A thread of horror ran down her spine. She flexed her core muscles to hide the shudder that followed. “I’m sure you could, but killing me won’t answer your question.”

“Why are you in France?”

She shook her head, hoping to convey amusement. The movement erupted a fresh wave of pain that nearly snapped her ears from her skull. She tried not to wince, but a clammy sweat emerged under her arms.

“I can give you something for the pain,” the man said.

“You can give me a knife so I can cut myself free.” She wondered why her head hurt so badly. What had they done to her?
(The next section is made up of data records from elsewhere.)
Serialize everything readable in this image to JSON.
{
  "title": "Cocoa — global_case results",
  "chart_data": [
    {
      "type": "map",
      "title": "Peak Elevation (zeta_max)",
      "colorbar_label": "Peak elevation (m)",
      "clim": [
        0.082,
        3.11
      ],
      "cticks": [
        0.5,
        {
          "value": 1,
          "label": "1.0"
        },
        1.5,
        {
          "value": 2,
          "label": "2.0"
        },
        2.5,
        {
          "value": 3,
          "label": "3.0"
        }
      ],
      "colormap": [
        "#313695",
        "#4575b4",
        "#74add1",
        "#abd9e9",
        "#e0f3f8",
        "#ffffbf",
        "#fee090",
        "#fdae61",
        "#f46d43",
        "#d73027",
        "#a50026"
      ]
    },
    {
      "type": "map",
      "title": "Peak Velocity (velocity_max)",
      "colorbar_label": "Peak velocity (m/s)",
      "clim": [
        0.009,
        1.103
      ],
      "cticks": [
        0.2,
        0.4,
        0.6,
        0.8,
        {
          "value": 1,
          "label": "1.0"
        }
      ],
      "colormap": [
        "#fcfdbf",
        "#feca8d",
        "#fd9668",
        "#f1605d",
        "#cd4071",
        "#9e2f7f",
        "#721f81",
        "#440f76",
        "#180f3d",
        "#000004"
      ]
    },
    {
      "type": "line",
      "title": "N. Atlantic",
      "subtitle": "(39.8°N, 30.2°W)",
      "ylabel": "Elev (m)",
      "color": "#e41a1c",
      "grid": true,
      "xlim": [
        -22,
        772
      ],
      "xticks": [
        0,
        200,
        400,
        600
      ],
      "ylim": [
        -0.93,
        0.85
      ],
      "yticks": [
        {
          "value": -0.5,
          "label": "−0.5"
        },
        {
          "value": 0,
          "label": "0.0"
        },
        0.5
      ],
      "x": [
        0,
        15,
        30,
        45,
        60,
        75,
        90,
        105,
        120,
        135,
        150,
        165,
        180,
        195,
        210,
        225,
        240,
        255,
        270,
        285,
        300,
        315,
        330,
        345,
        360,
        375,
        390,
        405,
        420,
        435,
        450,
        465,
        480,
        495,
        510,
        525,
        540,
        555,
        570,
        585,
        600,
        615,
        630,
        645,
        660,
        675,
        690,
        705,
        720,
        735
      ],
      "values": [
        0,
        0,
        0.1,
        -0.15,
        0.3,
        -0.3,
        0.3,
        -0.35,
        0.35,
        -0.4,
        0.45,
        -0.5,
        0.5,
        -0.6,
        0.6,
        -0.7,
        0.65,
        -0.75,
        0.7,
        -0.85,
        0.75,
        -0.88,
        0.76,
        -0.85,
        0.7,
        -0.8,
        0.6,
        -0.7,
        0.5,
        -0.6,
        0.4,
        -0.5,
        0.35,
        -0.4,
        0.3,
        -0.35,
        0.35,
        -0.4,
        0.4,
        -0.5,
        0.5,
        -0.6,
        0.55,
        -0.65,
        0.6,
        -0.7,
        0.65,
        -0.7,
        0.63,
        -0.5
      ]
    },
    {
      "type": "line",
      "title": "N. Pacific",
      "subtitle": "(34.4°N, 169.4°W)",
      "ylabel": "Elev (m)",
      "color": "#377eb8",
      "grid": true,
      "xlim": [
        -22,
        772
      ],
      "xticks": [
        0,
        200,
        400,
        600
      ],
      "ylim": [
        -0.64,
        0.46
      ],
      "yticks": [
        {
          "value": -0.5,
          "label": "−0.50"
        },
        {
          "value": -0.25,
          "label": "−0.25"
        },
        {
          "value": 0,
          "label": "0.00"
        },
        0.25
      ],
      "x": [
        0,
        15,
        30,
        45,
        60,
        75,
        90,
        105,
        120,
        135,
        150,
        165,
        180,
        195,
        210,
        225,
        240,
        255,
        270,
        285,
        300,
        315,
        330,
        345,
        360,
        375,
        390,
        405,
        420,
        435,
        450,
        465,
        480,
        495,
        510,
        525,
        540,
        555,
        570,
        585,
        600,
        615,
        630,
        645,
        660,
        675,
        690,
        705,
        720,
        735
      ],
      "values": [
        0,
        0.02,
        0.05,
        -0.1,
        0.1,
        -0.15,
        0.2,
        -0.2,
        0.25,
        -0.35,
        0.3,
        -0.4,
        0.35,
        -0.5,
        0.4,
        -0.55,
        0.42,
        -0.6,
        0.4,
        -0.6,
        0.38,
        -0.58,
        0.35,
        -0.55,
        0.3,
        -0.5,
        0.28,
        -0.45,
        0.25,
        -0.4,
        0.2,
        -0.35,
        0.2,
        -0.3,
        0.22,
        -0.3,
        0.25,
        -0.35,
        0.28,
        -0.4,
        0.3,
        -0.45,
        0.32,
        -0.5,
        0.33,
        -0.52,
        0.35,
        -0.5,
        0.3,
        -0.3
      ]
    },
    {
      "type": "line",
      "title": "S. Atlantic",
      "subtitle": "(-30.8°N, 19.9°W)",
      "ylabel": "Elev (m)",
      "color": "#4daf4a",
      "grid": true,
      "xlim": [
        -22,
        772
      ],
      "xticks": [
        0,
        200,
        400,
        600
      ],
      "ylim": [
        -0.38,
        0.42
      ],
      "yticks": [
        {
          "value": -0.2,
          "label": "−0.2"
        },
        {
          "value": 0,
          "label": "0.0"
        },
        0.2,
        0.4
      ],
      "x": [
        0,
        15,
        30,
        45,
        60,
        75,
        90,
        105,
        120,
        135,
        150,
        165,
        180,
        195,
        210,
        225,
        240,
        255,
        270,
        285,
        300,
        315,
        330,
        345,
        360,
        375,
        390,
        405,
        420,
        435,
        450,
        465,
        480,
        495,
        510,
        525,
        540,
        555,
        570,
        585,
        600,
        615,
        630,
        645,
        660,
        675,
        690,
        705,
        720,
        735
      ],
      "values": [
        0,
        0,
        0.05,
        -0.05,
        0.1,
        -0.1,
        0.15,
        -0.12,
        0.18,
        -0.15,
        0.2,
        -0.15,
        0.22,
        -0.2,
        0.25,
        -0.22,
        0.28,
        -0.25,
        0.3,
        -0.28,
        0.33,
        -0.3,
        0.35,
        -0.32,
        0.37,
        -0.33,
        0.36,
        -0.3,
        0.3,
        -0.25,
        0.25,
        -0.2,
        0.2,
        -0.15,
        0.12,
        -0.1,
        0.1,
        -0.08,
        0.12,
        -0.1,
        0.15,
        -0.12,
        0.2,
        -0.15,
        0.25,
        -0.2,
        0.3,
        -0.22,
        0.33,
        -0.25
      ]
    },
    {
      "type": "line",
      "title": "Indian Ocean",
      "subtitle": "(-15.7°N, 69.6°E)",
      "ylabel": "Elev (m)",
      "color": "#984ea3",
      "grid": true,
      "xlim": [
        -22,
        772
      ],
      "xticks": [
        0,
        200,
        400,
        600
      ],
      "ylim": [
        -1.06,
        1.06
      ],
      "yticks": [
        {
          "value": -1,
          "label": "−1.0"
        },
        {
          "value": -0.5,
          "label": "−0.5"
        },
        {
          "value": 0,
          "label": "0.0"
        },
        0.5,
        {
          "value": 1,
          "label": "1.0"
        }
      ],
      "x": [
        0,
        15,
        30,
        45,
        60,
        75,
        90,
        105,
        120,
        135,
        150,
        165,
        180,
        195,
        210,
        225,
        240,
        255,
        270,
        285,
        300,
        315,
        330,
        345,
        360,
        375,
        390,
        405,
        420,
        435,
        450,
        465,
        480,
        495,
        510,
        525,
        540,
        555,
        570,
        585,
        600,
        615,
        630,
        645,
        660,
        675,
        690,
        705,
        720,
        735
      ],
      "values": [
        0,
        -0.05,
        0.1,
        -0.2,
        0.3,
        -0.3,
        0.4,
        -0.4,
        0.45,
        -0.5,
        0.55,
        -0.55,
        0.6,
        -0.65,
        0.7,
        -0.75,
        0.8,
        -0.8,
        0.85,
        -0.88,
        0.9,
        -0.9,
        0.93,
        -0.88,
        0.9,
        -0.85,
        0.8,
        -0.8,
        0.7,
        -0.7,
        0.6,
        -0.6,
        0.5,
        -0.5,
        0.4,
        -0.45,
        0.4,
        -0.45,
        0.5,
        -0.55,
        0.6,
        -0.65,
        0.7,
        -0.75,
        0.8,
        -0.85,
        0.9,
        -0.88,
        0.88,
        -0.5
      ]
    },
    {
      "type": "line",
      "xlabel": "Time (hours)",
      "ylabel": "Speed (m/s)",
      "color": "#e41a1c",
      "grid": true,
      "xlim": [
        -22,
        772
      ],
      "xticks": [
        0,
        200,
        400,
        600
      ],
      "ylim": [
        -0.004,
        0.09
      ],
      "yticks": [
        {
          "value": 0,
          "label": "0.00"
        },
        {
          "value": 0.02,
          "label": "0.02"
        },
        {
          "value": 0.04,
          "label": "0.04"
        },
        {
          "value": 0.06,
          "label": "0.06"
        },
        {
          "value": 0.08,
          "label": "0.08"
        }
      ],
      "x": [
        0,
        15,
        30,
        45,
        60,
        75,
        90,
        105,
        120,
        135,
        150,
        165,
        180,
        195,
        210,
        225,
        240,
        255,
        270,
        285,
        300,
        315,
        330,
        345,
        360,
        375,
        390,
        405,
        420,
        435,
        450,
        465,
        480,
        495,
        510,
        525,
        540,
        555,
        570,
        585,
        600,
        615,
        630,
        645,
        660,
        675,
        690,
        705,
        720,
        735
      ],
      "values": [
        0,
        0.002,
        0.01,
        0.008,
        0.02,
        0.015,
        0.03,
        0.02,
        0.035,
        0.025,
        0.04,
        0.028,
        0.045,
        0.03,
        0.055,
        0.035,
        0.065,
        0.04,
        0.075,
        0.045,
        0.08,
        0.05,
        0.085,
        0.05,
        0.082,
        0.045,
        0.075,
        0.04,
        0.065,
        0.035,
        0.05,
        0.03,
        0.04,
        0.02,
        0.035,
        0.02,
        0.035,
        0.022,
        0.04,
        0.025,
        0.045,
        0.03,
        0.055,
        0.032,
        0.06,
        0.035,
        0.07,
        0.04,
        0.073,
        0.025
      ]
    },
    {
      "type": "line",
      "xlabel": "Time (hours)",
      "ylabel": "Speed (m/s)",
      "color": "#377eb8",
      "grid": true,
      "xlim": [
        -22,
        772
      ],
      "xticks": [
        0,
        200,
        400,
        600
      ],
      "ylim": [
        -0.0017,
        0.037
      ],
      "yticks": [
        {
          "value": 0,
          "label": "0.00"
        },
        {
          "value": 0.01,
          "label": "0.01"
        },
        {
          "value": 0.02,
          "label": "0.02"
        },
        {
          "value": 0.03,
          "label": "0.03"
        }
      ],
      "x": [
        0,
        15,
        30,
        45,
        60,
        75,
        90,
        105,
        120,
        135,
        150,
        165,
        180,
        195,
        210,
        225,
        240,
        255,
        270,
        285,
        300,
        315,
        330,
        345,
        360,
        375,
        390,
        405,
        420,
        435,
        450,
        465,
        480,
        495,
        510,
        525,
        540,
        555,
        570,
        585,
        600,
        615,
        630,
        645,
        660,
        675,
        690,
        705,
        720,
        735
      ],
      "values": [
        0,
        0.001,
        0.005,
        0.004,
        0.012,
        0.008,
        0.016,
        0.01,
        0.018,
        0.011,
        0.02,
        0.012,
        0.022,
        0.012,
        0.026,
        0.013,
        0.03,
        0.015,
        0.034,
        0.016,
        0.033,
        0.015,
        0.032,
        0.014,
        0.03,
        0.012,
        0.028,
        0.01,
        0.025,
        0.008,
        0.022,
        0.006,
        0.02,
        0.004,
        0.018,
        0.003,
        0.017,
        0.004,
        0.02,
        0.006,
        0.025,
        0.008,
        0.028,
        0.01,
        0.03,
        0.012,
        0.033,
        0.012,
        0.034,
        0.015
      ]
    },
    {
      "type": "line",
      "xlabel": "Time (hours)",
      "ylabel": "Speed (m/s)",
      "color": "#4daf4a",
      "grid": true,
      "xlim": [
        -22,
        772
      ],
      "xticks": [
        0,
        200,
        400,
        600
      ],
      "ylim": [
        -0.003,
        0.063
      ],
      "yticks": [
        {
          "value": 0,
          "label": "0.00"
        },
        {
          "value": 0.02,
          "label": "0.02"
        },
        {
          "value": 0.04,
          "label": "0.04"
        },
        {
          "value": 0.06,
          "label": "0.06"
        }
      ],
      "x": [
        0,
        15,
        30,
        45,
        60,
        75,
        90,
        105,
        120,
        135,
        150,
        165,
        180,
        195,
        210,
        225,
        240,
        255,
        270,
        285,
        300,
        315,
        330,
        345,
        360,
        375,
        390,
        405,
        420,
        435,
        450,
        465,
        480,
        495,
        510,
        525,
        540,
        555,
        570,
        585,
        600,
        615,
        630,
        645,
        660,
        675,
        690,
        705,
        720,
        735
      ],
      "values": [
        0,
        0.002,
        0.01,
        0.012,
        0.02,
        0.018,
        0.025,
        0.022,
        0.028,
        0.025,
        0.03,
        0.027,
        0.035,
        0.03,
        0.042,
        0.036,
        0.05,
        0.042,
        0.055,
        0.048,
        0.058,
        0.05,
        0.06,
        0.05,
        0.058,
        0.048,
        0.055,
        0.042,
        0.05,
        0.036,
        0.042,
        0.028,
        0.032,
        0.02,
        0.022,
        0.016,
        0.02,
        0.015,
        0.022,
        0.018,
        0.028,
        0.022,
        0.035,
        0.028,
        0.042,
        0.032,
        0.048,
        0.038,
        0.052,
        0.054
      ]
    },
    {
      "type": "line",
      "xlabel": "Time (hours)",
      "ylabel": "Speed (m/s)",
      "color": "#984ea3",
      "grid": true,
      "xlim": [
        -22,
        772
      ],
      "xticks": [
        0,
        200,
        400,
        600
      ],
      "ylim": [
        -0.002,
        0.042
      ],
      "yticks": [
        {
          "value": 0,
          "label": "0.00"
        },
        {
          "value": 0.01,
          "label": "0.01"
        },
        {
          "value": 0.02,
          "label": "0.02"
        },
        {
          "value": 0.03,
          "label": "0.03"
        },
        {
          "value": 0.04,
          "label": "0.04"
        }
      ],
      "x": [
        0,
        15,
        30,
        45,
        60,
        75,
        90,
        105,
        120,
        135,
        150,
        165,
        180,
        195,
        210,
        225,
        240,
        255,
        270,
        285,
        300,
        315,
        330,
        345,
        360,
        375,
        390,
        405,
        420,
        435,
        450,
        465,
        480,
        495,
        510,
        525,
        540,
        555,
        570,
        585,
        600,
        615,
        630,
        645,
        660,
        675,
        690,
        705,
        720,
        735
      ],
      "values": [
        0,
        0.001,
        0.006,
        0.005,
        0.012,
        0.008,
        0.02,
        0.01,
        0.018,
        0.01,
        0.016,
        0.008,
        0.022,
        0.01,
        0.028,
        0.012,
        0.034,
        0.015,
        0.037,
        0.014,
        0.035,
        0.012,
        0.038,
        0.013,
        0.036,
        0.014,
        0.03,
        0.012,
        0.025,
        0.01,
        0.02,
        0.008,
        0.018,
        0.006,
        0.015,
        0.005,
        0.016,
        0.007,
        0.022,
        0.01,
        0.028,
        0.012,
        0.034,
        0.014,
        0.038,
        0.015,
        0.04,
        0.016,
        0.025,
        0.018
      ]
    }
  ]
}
“You’re not getting a knife, Miss Mason.”

He knew her name. That was a good sign. If they knew her identity, then they also knew that she couldn’t be offed without a few heads turning in Washington. She smiled.

“It’s hardly fair for you to know my name but not afford me the same courtesy,” she said smoothly, beginning to wonder when—and how—she would be forced to start cooperating. “With whom do I have the pleasure of speaking?”

“You don’t need to know who I am.”

“On the contrary,” she said, keeping her tone light even as her words became more menacing. “I need to know what name to write at the top of the lawsuit I intend to file upon my return to the United States. If you know who I am, you must know what I do for a living. You can’t think that I’m the sort of frightened little girl who lets kidnapping and assault go unprosecuted.”